Clay is generally credited with having turned the scales in favor of the war with Great Britain, when the United States comprised less than eight millions of people, when the country had no navy of any account, and a very small army without experienced officers, while Great Britain was mistress of the seas, with an enormous army, and the leader of the allied Powers that withstood Napoleon in Spain and Portugal. To the eyes of the Federalists, the contest was rash, inexpedient, and doubtful in its issues; and their views were justified by the disasters that ensued in Canada, the incompetency of Hull, the successive defeats of American generals with the exception of Jackson, and the final treaty of peace without allusion to the main causes which had led to the war.

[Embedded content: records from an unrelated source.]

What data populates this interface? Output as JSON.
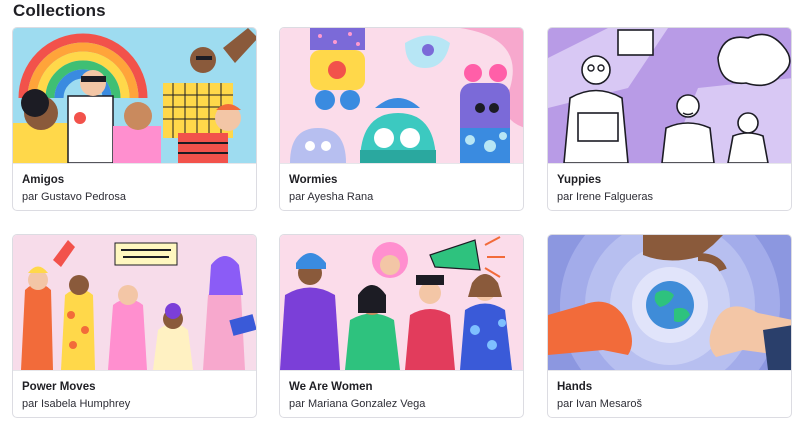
{
  "page": {
    "section_title": "Collections"
  },
  "collections": [
    {
      "title": "Amigos",
      "author": "par Gustavo Pedrosa",
      "palette": [
        "#9edcf0",
        "#ffd84a",
        "#f26b3a",
        "#1c1c24"
      ]
    },
    {
      "title": "Wormies",
      "author": "par Ayesha Rana",
      "palette": [
        "#f7c8dd",
        "#ffd84a",
        "#3cc9c0",
        "#7b6ad8"
      ]
    },
    {
      "title": "Yuppies",
      "author": "par Irene Falgueras",
      "palette": [
        "#b89be6",
        "#ffffff",
        "#1c1c24",
        "#d8c8f4"
      ]
    },
    {
      "title": "Power Moves",
      "author": "par Isabela Humphrey",
      "palette": [
        "#f4c8e0",
        "#f26b3a",
        "#8b5cf6",
        "#ffd84a"
      ]
    },
    {
      "title": "We Are Women",
      "author": "par Mariana Gonzalez Vega",
      "palette": [
        "#f7c8dd",
        "#3aa5e8",
        "#2ec27e",
        "#ff4d8d"
      ]
    },
    {
      "title": "Hands",
      "author": "par Ivan Mesaroš",
      "palette": [
        "#b7bff0",
        "#f26b3a",
        "#3f8cd8",
        "#f3c6a6"
      ]
    }
  ]
}
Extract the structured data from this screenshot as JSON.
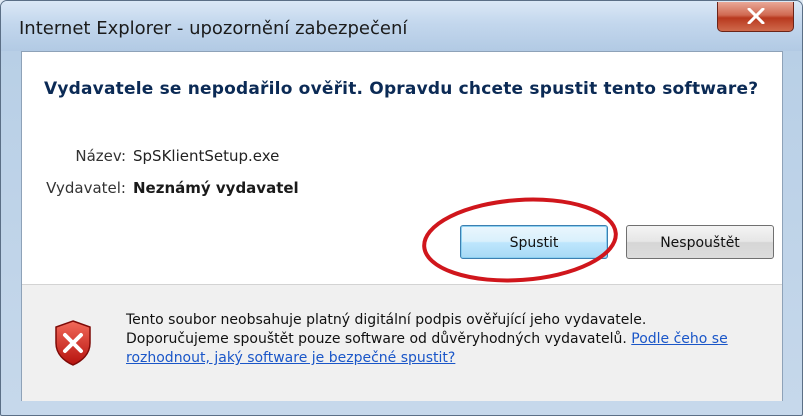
{
  "window": {
    "title": "Internet Explorer - upozornění zabezpečení"
  },
  "dialog": {
    "question": "Vydavatele se nepodařilo ověřit. Opravdu chcete spustit tento software?",
    "name_label": "Název:",
    "name_value": "SpSKlientSetup.exe",
    "publisher_label": "Vydavatel:",
    "publisher_value": "Neznámý vydavatel",
    "buttons": {
      "run_label": "Spustit",
      "dont_run_label": "Nespouštět"
    },
    "warning": {
      "text_part1": "Tento soubor neobsahuje platný digitální podpis ověřující jeho vydavatele.",
      "text_part2": "Doporučujeme spouštět pouze software od důvěryhodných vydavatelů.",
      "link_text": "Podle čeho se rozhodnout, jaký software je bezpečné spustit?"
    },
    "icons": {
      "close": "close-icon",
      "warning": "shield-x-icon"
    },
    "colors": {
      "question_text": "#0b2a55",
      "highlight_ellipse": "#d0161c",
      "link": "#1a56c8"
    }
  }
}
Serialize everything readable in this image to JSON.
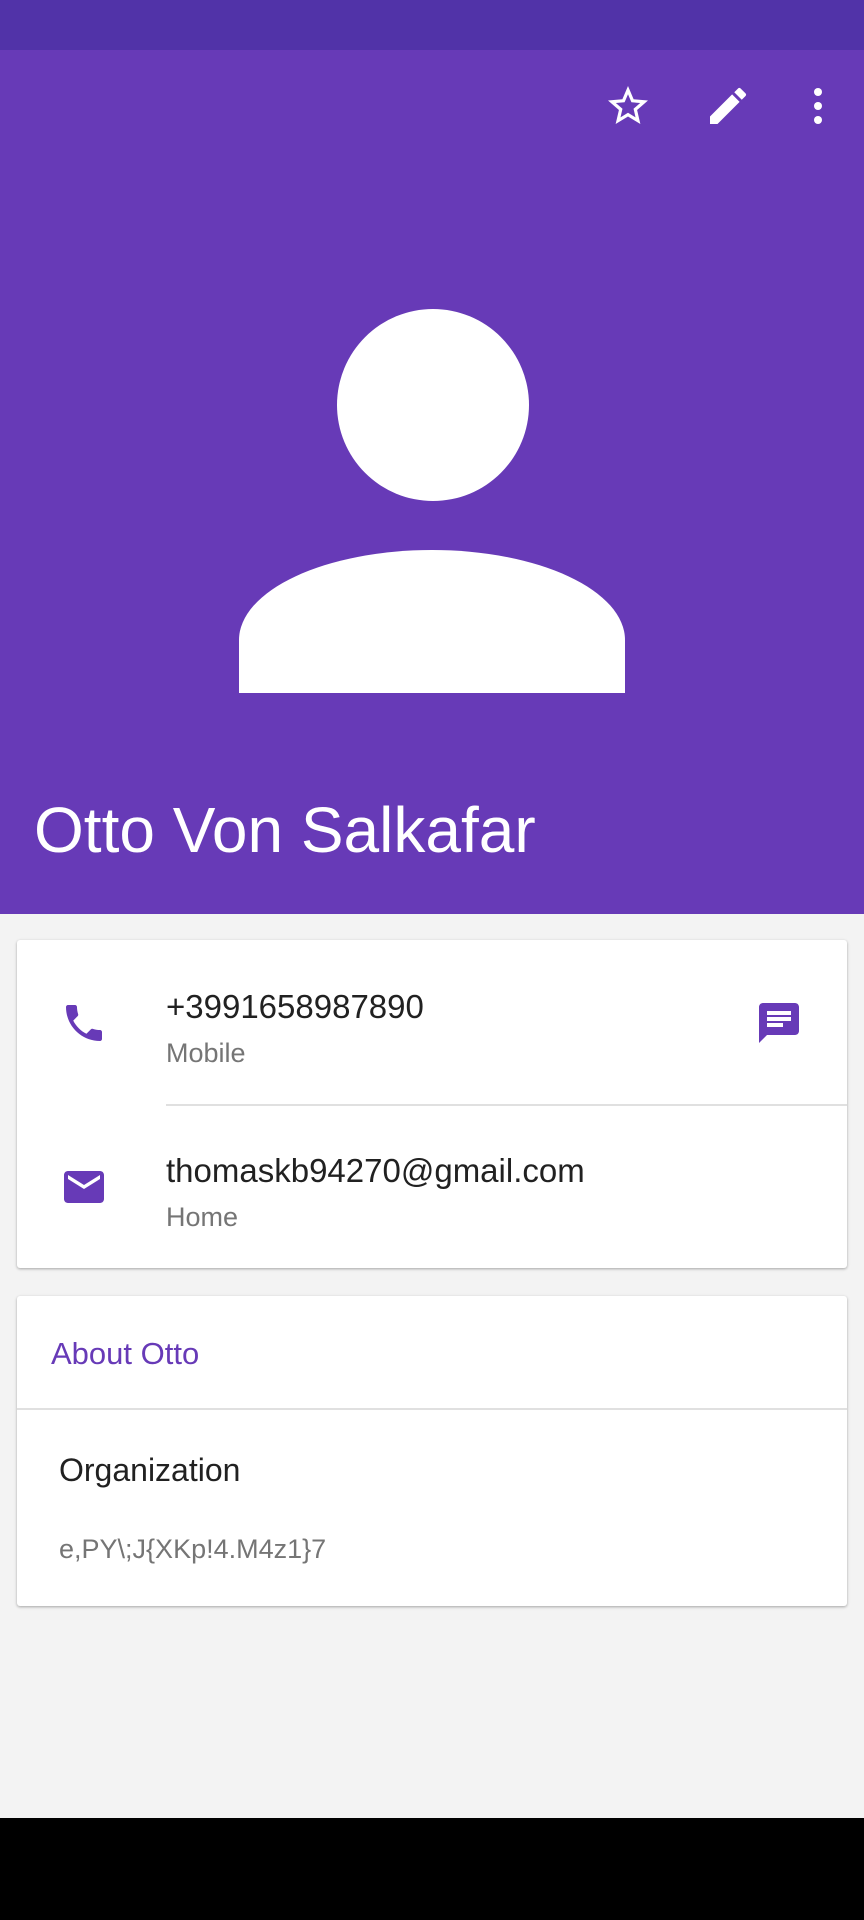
{
  "colors": {
    "status_bar": "#5133a8",
    "header": "#673ab7",
    "accent": "#673ab7",
    "background": "#f3f3f3",
    "card": "#ffffff",
    "nav_bar": "#000000"
  },
  "toolbar": {
    "icons": [
      "star-outline-icon",
      "edit-pencil-icon",
      "more-vert-icon"
    ]
  },
  "contact": {
    "name": "Otto Von Salkafar",
    "avatar_icon": "person-placeholder-icon"
  },
  "details": {
    "phone": {
      "number": "+3991658987890",
      "type": "Mobile",
      "icon": "phone-icon",
      "action_icon": "message-icon"
    },
    "email": {
      "address": "thomaskb94270@gmail.com",
      "type": "Home",
      "icon": "email-icon"
    }
  },
  "about": {
    "title": "About Otto",
    "organization_label": "Organization",
    "organization_value": "e,PY\\;J{XKp!4.M4z1}7"
  }
}
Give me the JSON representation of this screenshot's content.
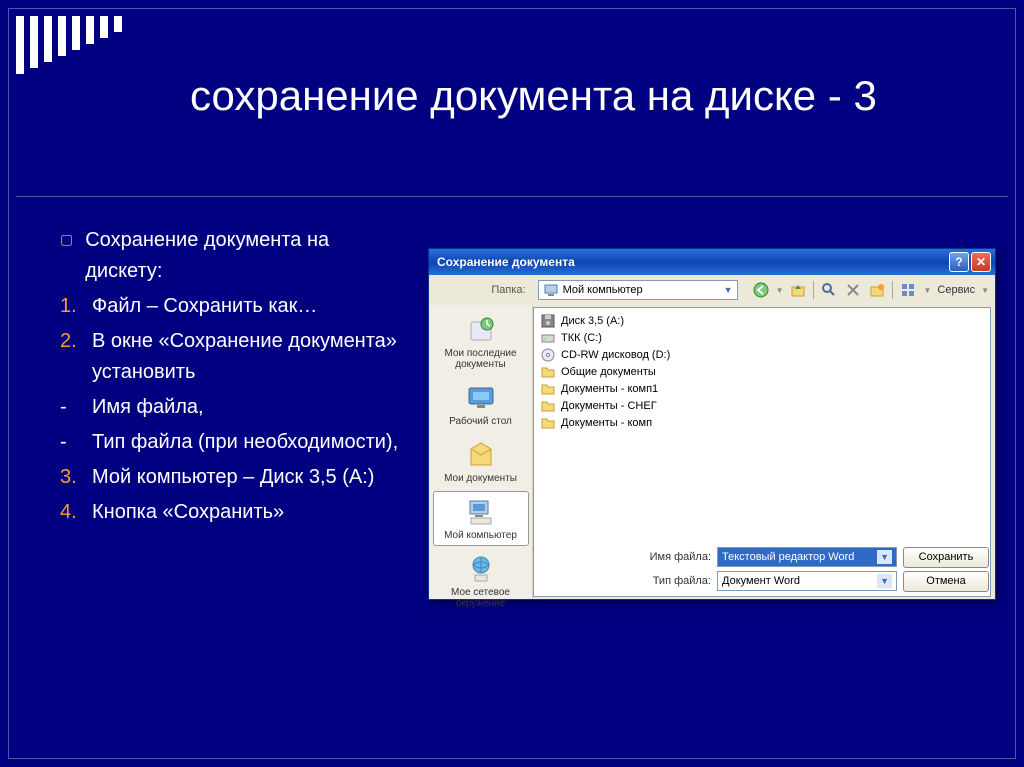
{
  "slide": {
    "title": "сохранение документа на диске - 3",
    "bullet_intro": "Сохранение документа на дискету:",
    "steps": [
      {
        "num": "1.",
        "text": "Файл – Сохранить как…"
      },
      {
        "num": "2.",
        "text": "В окне «Сохранение документа» установить"
      },
      {
        "num": "-",
        "text": "Имя файла,"
      },
      {
        "num": "-",
        "text": "Тип файла (при необходимости),"
      },
      {
        "num": "3.",
        "text": "Мой компьютер – Диск 3,5 (A:)"
      },
      {
        "num": "4.",
        "text": "Кнопка «Сохранить»"
      }
    ]
  },
  "dialog": {
    "title": "Сохранение документа",
    "folder_label": "Папка:",
    "folder_value": "Мой компьютер",
    "tools_label": "Сервис",
    "sidebar": [
      {
        "label": "Мои последние документы",
        "icon": "recent"
      },
      {
        "label": "Рабочий стол",
        "icon": "desktop"
      },
      {
        "label": "Мои документы",
        "icon": "mydocs"
      },
      {
        "label": "Мой компьютер",
        "icon": "mycomputer",
        "selected": true
      },
      {
        "label": "Мое сетевое окружение",
        "icon": "network"
      }
    ],
    "files": [
      {
        "icon": "floppy",
        "label": "Диск 3,5 (A:)"
      },
      {
        "icon": "hdd",
        "label": "ТКК (C:)"
      },
      {
        "icon": "cd",
        "label": "CD-RW дисковод (D:)"
      },
      {
        "icon": "folder",
        "label": "Общие документы"
      },
      {
        "icon": "folder",
        "label": "Документы - комп1"
      },
      {
        "icon": "folder",
        "label": "Документы - СНЕГ"
      },
      {
        "icon": "folder",
        "label": "Документы - комп"
      }
    ],
    "filename_label": "Имя файла:",
    "filename_value": "Текстовый редактор Word",
    "filetype_label": "Тип файла:",
    "filetype_value": "Документ Word",
    "save_btn": "Сохранить",
    "cancel_btn": "Отмена"
  }
}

But the Republicans claimed that the war, if disastrous on the land, had been glorious on the water; that the national honor had been vindicated; that a navy had been created; that the impressment of American seamen was practically ended forever; and that England had learned to treat the great republic with outward respect as an independent, powerful, and constantly increasing empire.
As the champion of the war, and for the brilliancy and patriotism of his speeches, all appealing to the national heart and to national pride, Clay stood out as the most eminent statesman of his day, with unbounded popularity, especially in Kentucky, where to the last he retained his hold on popular admiration and affection. His speeches on the war are more marked for pungency of satire and bitterness of invective against England than for moral wisdom. They are appeals to passions rather than to reason, of great force in their day, but of not much value to posterity. They are not read and quoted like Webster’s masterpieces. They will not compare, except in popular eloquence, with Clay’s own subsequent efforts in the Senate, when he had more maturity of knowledge, and more insight into the principles of political economy. But they had great influence at the time, and added to his fame as an orator.